Our quiltalong has had a bit of discussion about leaders and enders, and I wanted to add some visuals. This is not an original ideas, I’m guessing it existed as long as sewing machines were invented. But Bonnie Hunter quiltville has written a book about it.
The problem that this solves
When starting a seam, especially little points like this, the machine will often eat the points and/or create a thread nest.
Cut lots of small squares(or any other shape!) From scrap, in general I try and do lights and darks. And have them within arm’s reach.
Put a light and dark together and sew them. Hold the threads back and to the left as you start to sew, keeping them taut. Sew this seam almost to the end. This is the leader, as it’s starting the chain.
At the very end of that seam, line up the pieces you want to join. I’m joining a few triangles here.
You might need to lift the presser foot slightly to get them positioned, don’t overlap the two sets, they just need to be adjacent, within a stitch or two.
Sew the seam, and again when you get to the very end, line up your next pieces this is chain piecing
Keep going until you have all the pieces sewn. Stop just at the end of the last piece and grab two more of your small squares (because this is ending the chain, it’s called an ender-but it’s the exact same as the leader) line these up and sew, but stop before you get to the end.
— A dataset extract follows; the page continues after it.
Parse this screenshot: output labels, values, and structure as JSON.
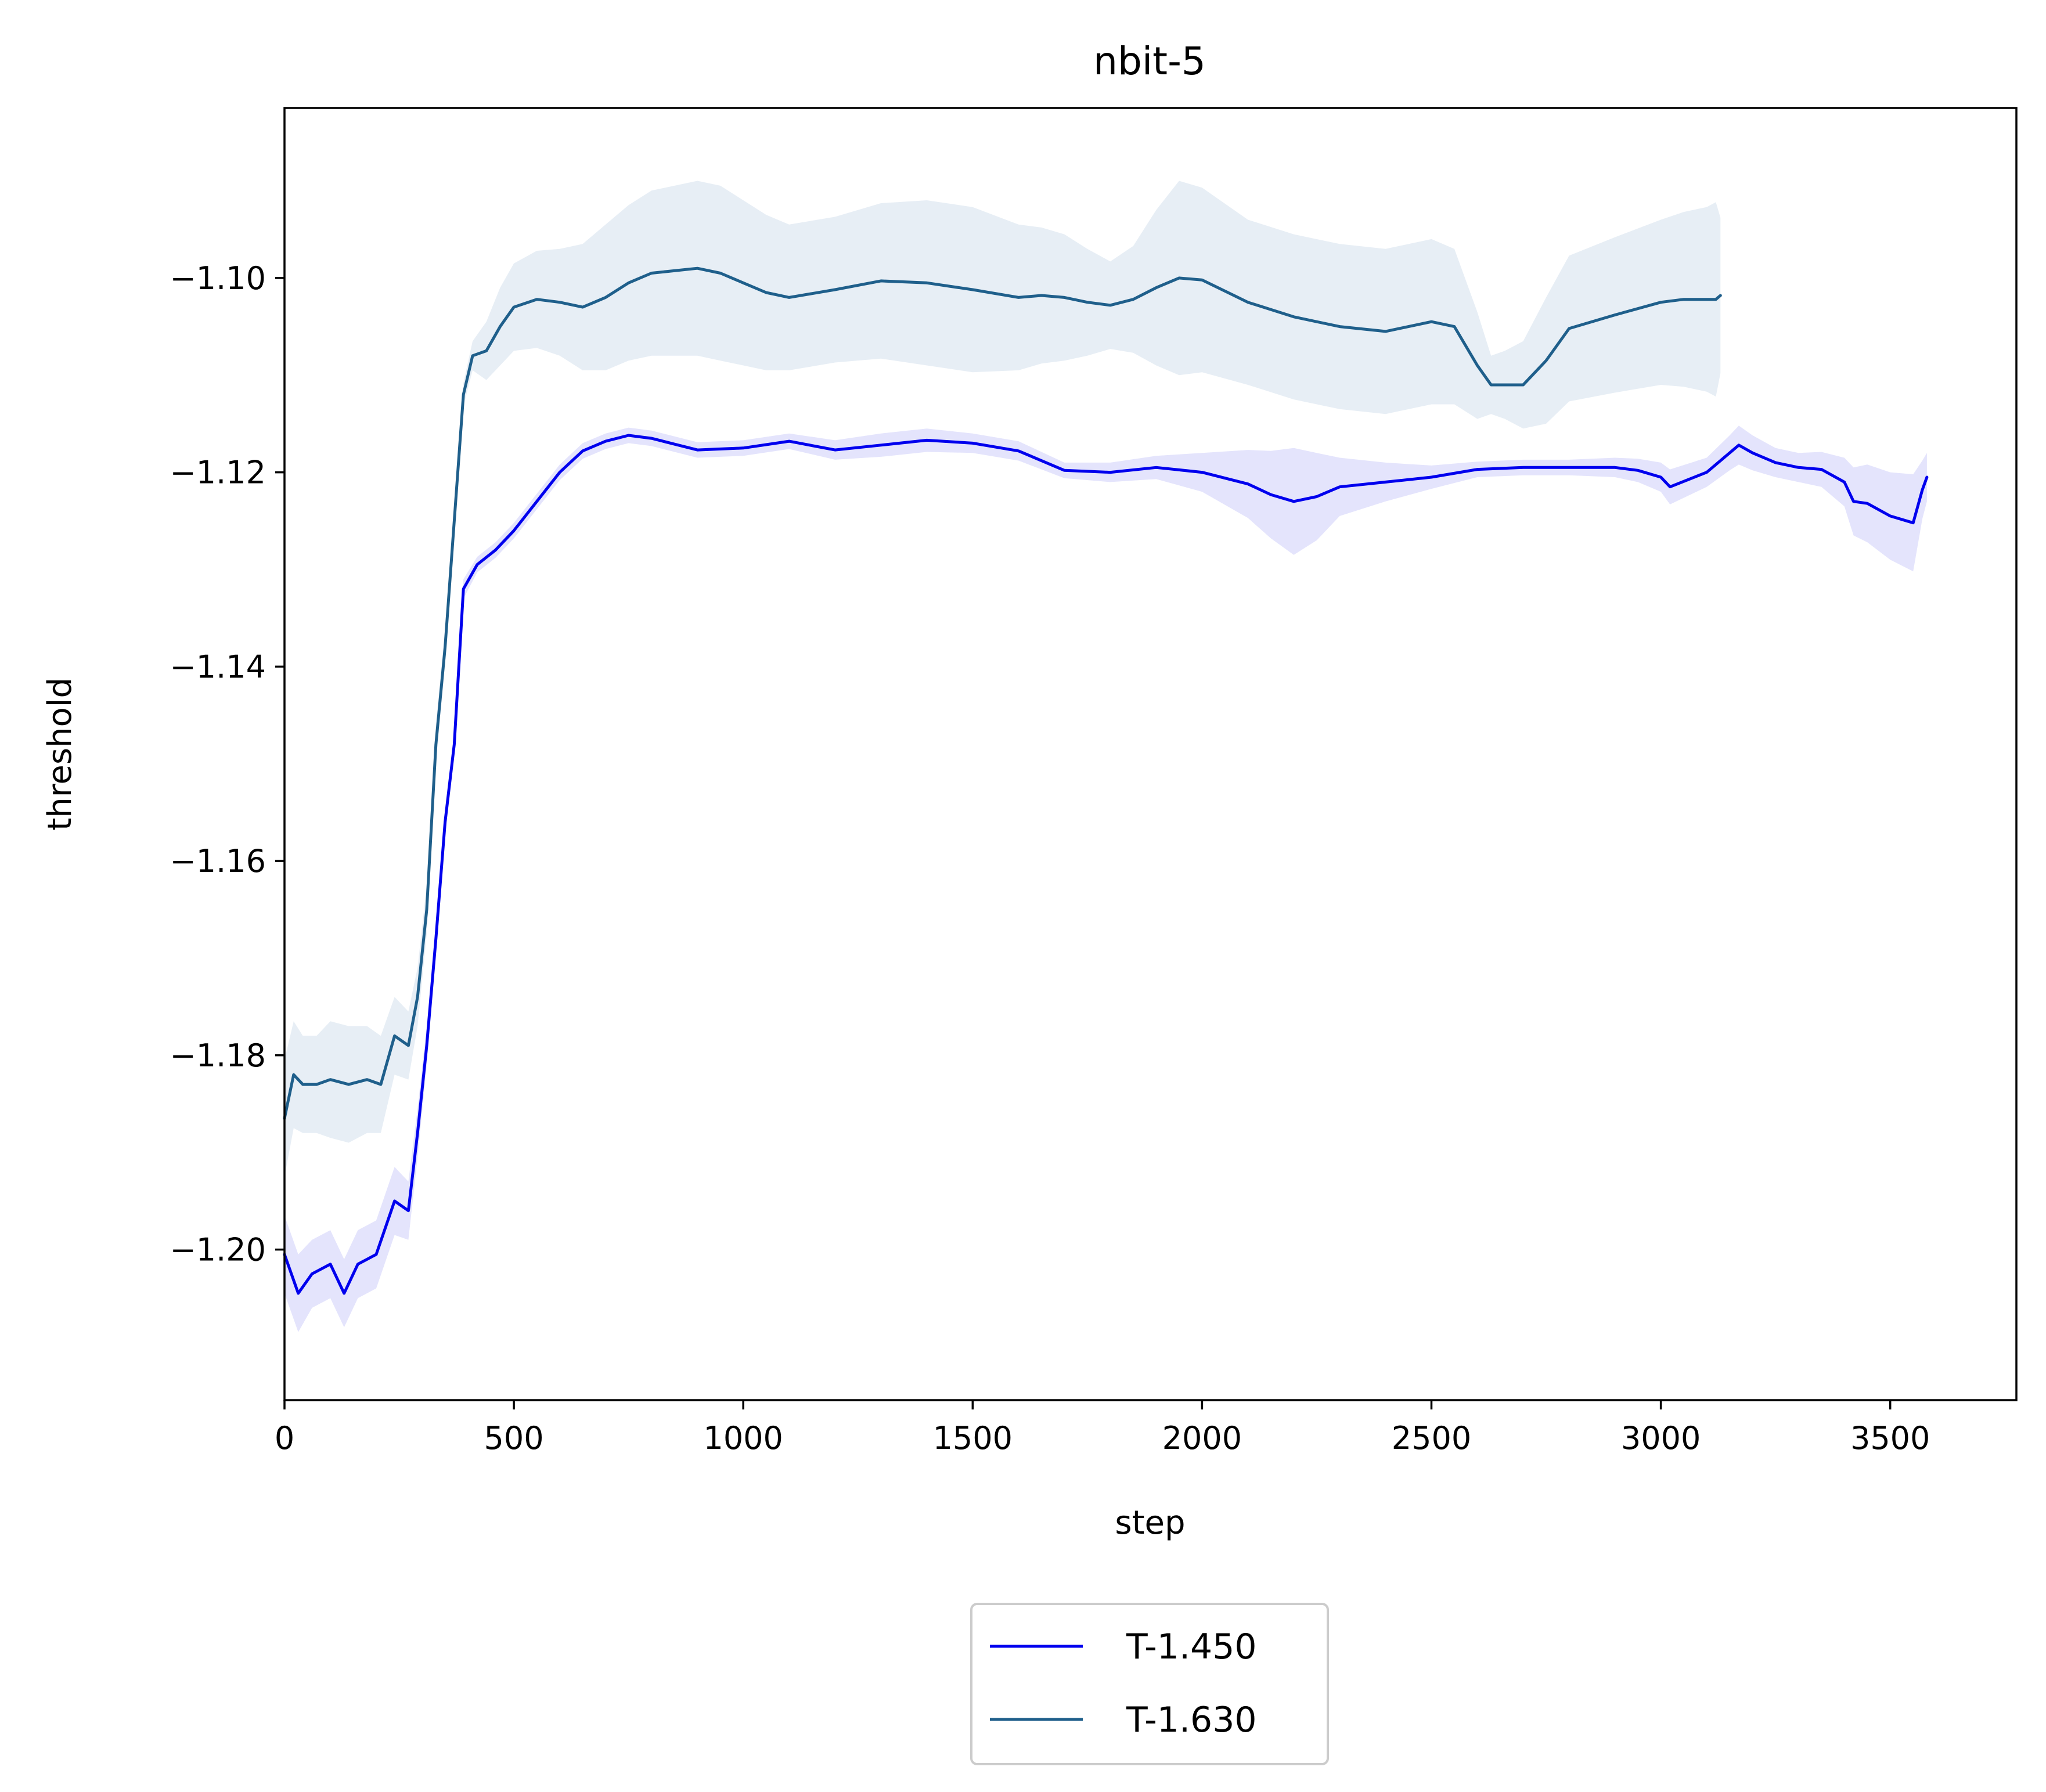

You will have enough room to snip off the chain of sewn pieces leave the ender on the machine
Now you have a chain of pieces, with a leader at the start, snip them apart
Press them open, I always press the leader along with the other pieces.
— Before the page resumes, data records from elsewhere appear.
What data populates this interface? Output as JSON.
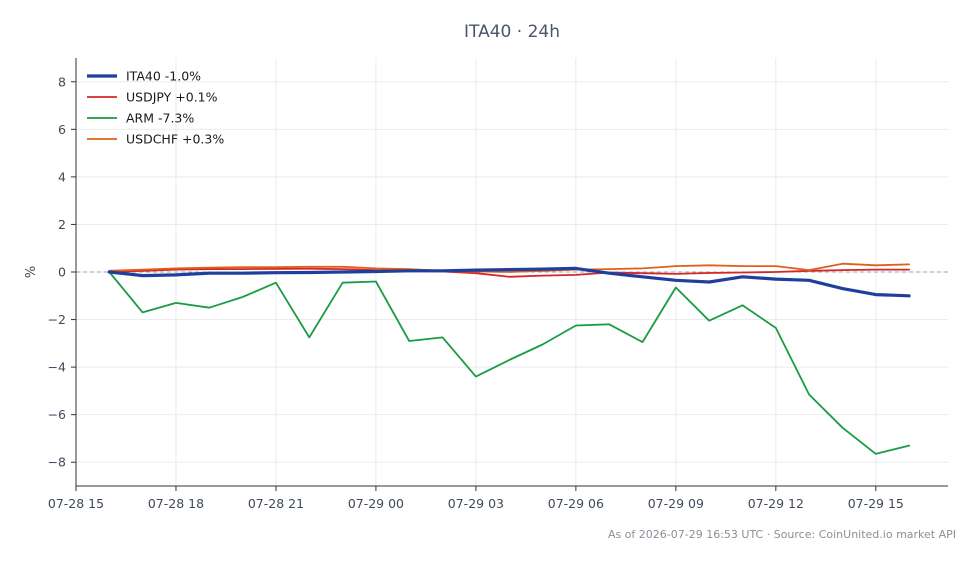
{
  "chart_data": {
    "type": "line",
    "title": "ITA40 · 24h",
    "ylabel": "%",
    "xlabel": "",
    "ylim": [
      -9,
      9
    ],
    "yticks": [
      -8,
      -6,
      -4,
      -2,
      0,
      2,
      4,
      6,
      8
    ],
    "xlim": [
      "07-28 15:00",
      "07-29 17:10"
    ],
    "xticks": [
      "07-28 15",
      "07-28 18",
      "07-28 21",
      "07-29 00",
      "07-29 03",
      "07-29 06",
      "07-29 09",
      "07-29 12",
      "07-29 15"
    ],
    "x": [
      "07-28 16:00",
      "07-28 17:00",
      "07-28 18:00",
      "07-28 19:00",
      "07-28 20:00",
      "07-28 21:00",
      "07-28 22:00",
      "07-28 23:00",
      "07-29 00:00",
      "07-29 01:00",
      "07-29 02:00",
      "07-29 03:00",
      "07-29 04:00",
      "07-29 05:00",
      "07-29 06:00",
      "07-29 07:00",
      "07-29 08:00",
      "07-29 09:00",
      "07-29 10:00",
      "07-29 11:00",
      "07-29 12:00",
      "07-29 13:00",
      "07-29 14:00",
      "07-29 15:00",
      "07-29 16:00"
    ],
    "grid": true,
    "legend_position": "top-left",
    "zero_line": true,
    "series": [
      {
        "name": "ITA40 -1.0%",
        "color": "#1f3f9f",
        "width": 3.2,
        "values": [
          0.0,
          -0.15,
          -0.12,
          -0.05,
          -0.05,
          -0.03,
          -0.02,
          0.0,
          0.02,
          0.05,
          0.05,
          0.08,
          0.1,
          0.12,
          0.15,
          -0.05,
          -0.2,
          -0.35,
          -0.42,
          -0.2,
          -0.3,
          -0.35,
          -0.7,
          -0.95,
          -1.0
        ]
      },
      {
        "name": "USDJPY +0.1%",
        "color": "#d62728",
        "width": 1.8,
        "values": [
          0.0,
          0.05,
          0.1,
          0.12,
          0.12,
          0.13,
          0.14,
          0.12,
          0.08,
          0.05,
          0.02,
          -0.05,
          -0.2,
          -0.15,
          -0.12,
          -0.02,
          -0.05,
          -0.08,
          -0.04,
          -0.02,
          0.0,
          0.05,
          0.08,
          0.1,
          0.1
        ]
      },
      {
        "name": "ARM -7.3%",
        "color": "#1a9c45",
        "width": 1.8,
        "values": [
          0.0,
          -1.7,
          -1.3,
          -1.5,
          -1.05,
          -0.45,
          -2.75,
          -0.45,
          -0.4,
          -2.9,
          -2.75,
          -4.4,
          -3.7,
          -3.05,
          -2.25,
          -2.2,
          -2.95,
          -0.65,
          -2.05,
          -1.4,
          -2.35,
          -5.15,
          -6.55,
          -7.65,
          -7.3
        ]
      },
      {
        "name": "USDCHF +0.3%",
        "color": "#e0601a",
        "width": 1.8,
        "values": [
          0.05,
          0.1,
          0.15,
          0.18,
          0.2,
          0.2,
          0.22,
          0.22,
          0.15,
          0.12,
          0.05,
          0.02,
          0.0,
          0.05,
          0.1,
          0.12,
          0.15,
          0.25,
          0.28,
          0.25,
          0.25,
          0.08,
          0.35,
          0.28,
          0.32
        ]
      }
    ]
  },
  "footer": "As of 2026-07-29 16:53 UTC · Source: CoinUnited.io market API"
}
Add your leader, which is now just two little squares joined, to the growing pile.
When you run out of squares that you have precut, you can join them together into strips and larger sets
They can then be used, I used some in this wonky star, you can see that my seams were not regular in the leaders and enders, but it doesn’t really matter.
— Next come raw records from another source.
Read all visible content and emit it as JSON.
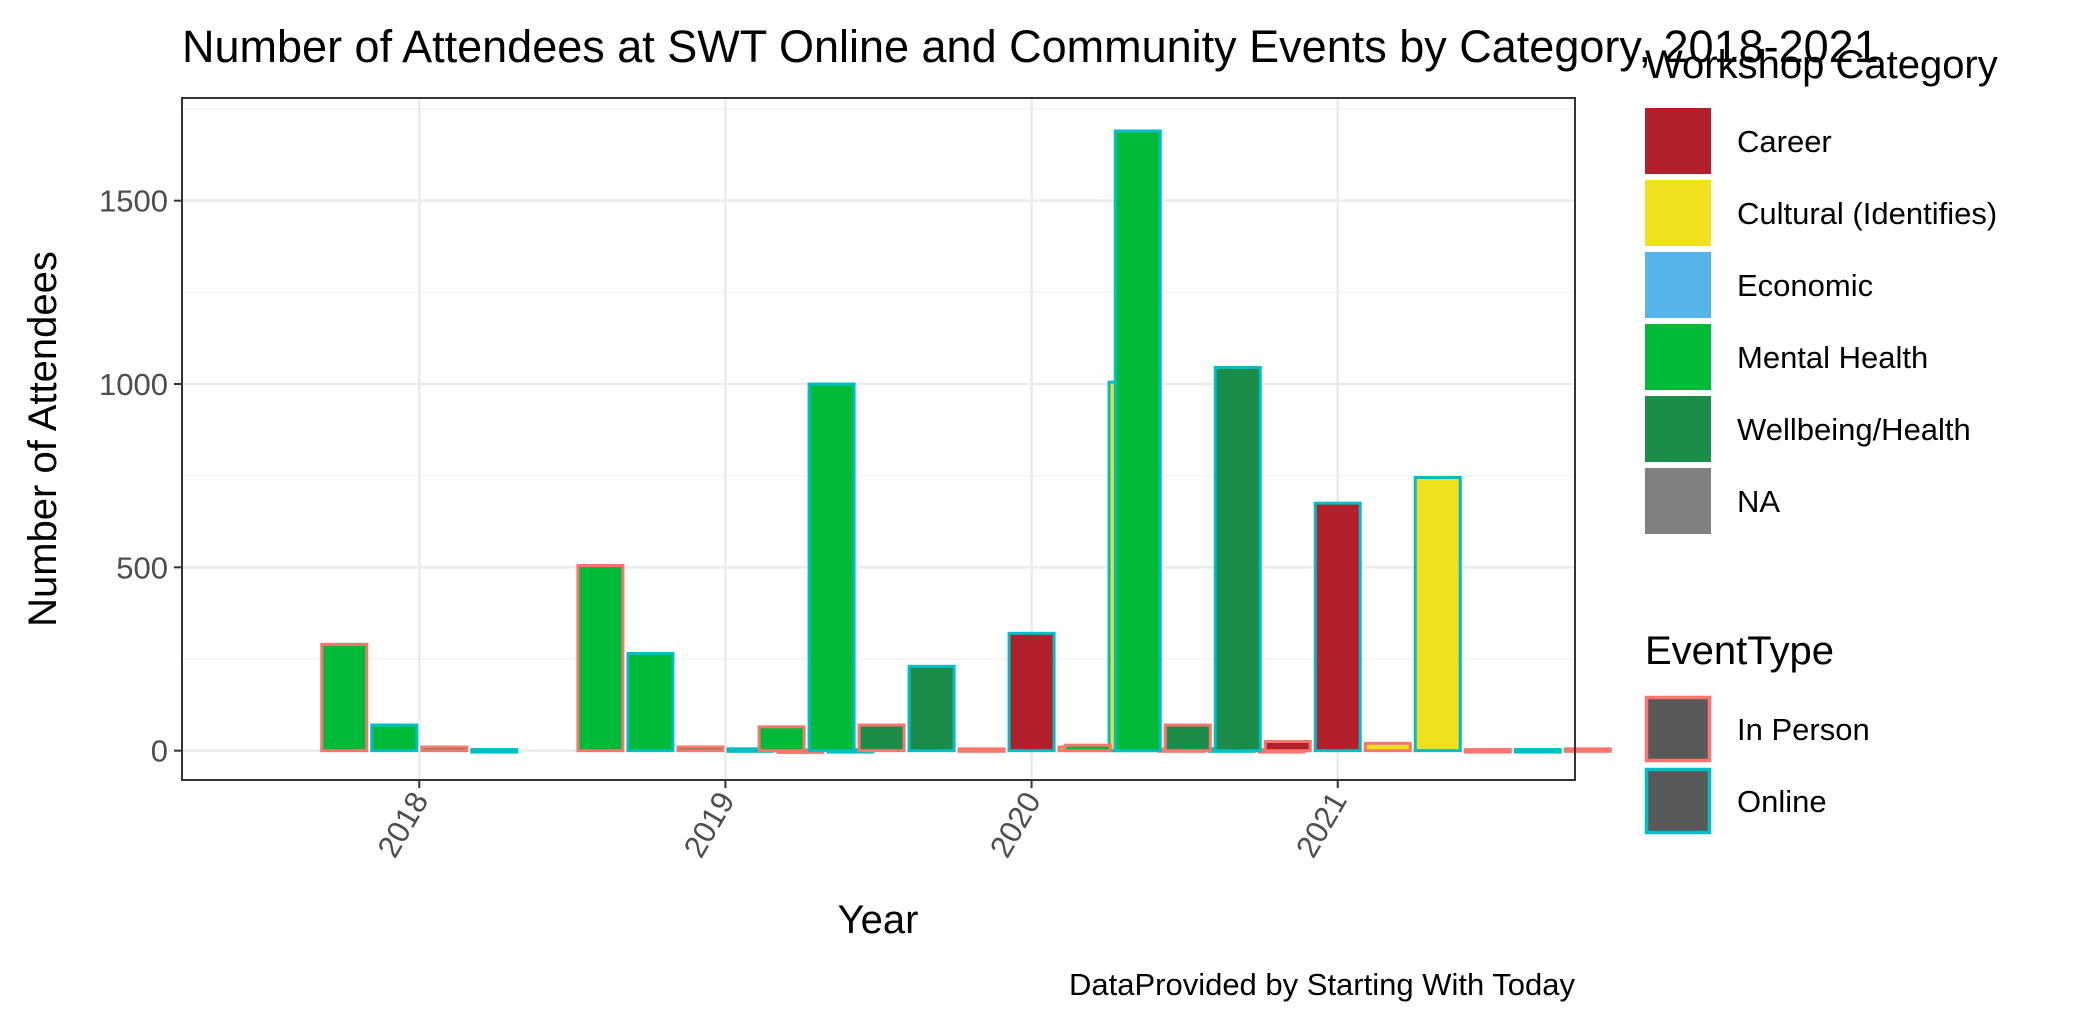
{
  "chart_data": {
    "type": "bar",
    "title": "Number of Attendees at SWT Online and Community Events by Category, 2018-2021",
    "xlabel": "Year",
    "ylabel": "Number of Attendees",
    "caption": "DataProvided by Starting With Today",
    "categories": [
      "2018",
      "2019",
      "2020",
      "2021"
    ],
    "ylim": [
      -80,
      1780
    ],
    "yticks": [
      0,
      500,
      1000,
      1500
    ],
    "grid": true,
    "legend_placement": "right",
    "fill_legend": {
      "title": "Workshop Category",
      "items": [
        {
          "label": "Career",
          "color": "#b2202b"
        },
        {
          "label": "Cultural (Identifies)",
          "color": "#f0e01e"
        },
        {
          "label": "Economic",
          "color": "#56b4e9"
        },
        {
          "label": "Mental Health",
          "color": "#00ba38"
        },
        {
          "label": "Wellbeing/Health",
          "color": "#1b8c4a"
        },
        {
          "label": "NA",
          "color": "#808080"
        }
      ]
    },
    "outline_legend": {
      "title": "EventType",
      "items": [
        {
          "label": "In Person",
          "color": "#f8766d"
        },
        {
          "label": "Online",
          "color": "#00bfc4"
        }
      ]
    },
    "series": [
      {
        "category": "Mental Health",
        "event_type": "In Person",
        "values": [
          290,
          505,
          65,
          15
        ]
      },
      {
        "category": "Mental Health",
        "event_type": "Online",
        "values": [
          70,
          265,
          1000,
          1690
        ]
      },
      {
        "category": "Wellbeing/Health",
        "event_type": "In Person",
        "values": [
          10,
          10,
          70,
          70
        ]
      },
      {
        "category": "Wellbeing/Health",
        "event_type": "Online",
        "values": [
          3,
          5,
          230,
          1045
        ]
      },
      {
        "category": "Career",
        "event_type": "In Person",
        "values": [
          null,
          2,
          5,
          25
        ]
      },
      {
        "category": "Career",
        "event_type": "Online",
        "values": [
          null,
          3,
          320,
          675
        ]
      },
      {
        "category": "Cultural (Identifies)",
        "event_type": "In Person",
        "values": [
          null,
          null,
          10,
          20
        ]
      },
      {
        "category": "Cultural (Identifies)",
        "event_type": "Online",
        "values": [
          null,
          null,
          1005,
          745
        ]
      },
      {
        "category": "Economic",
        "event_type": "In Person",
        "values": [
          null,
          null,
          5,
          3
        ]
      },
      {
        "category": "Economic",
        "event_type": "Online",
        "values": [
          null,
          null,
          5,
          3
        ]
      },
      {
        "category": "NA",
        "event_type": "In Person",
        "values": [
          null,
          null,
          3,
          5
        ]
      }
    ]
  }
}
The ender that you have left in the machine, becomes the new leader.
-Few thread nests and eaten points.
-You use way way less thread when chain piecing
-Chain piecing is much faster than sewing and cutting off one seam at a time.
-you won’t have the machine pull the thread out of the needle if you cut it too short.
-Eventually if you create enough leaders and enders you could have a whole quilt made while you’re working on other projects (I think it’s more realistic to turn them into potholders, or pouches)
I followed Bonnie Hunters suggestion of cutting my leader and ender squares at 1.5" which means when all sewn together, they should be 1" so they will fit any block size. (They would make an awesome sashing strip) but you could use any size or shape leaders and enders. Small size charm packs would be great, because you’d get a secondary quilt really fast.